Serendipity came knocking and luckily someone was home to answer.  On a lark this afternoon, I lifted faithful Rags into the jeep and bounced over the tinkertoy bridge to Lieutenant Island.  With only a sandbox pail I scavenged from the winter’s storm debris, we strolled the Turtle Point path between oceans of sea lavender and bearberry slopes.  At the tip of the point, under shade of a lonely beach plum bush, a slit had opened since morning.



The first handful of dirt produced a shell shard discarded by an emerging hatchling en route topside, confirming this spot as Nest 168.  The second scoop announced trouble.  I pulled out a fistful of dirt littered with fly maggots and red ants.  Working quickly I recovered shell remnants from 9 emerged hatchlings, 9 live babies pipped in the egg chamber and being attacked by these tiny predators, and 1 most unfortunate terrapin that had been killed by them.  The maggots had slipped into the pipped shell and entered the hatchling through its yolk sac; the ants nipped around its cavities.

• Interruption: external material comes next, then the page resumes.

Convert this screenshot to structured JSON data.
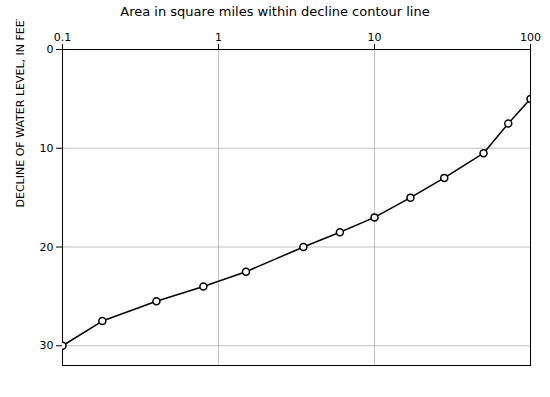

Most of the remaining hatchlings were already under attack.  As I recovered each from the nest, I cleaned it of predators before placing it inside the bucket.  Because they had so recently pipped, these hatchlings sported large yolk sacs which needed to be absorbed before they could be released into the marsh with any reasonable chance of survival.  There’s no question, though, that these turtles would not have survived the day had we not stumbled upon the scene.



We continued marsh patrol along the south Lieutenant Island wrack.  As we reached Nest 030, which I had spot checked on Sunday evening, I spied a miniature turtle braced against the predator excluder.  His companion occupied the opposite side of the cage.  From this nest came a single hatchling preemie on the 26th, the two standing guard along the cage line, eight pipped inside the egg chamber, two eggs succumbed to root predation, and three remaining viable eggs.

All pipped hatchlings, including the eight from Nest 048 on Indian Neck, have fully emerged from their shells.  With large yolk sacs still to absorb, they have been placed in a moist, marshy nursery tank for a couple of days.  Despite its roominess, hatchlings seem to yearn for the crowded warmth of the clutch as they arrange floating bunk beds for the night.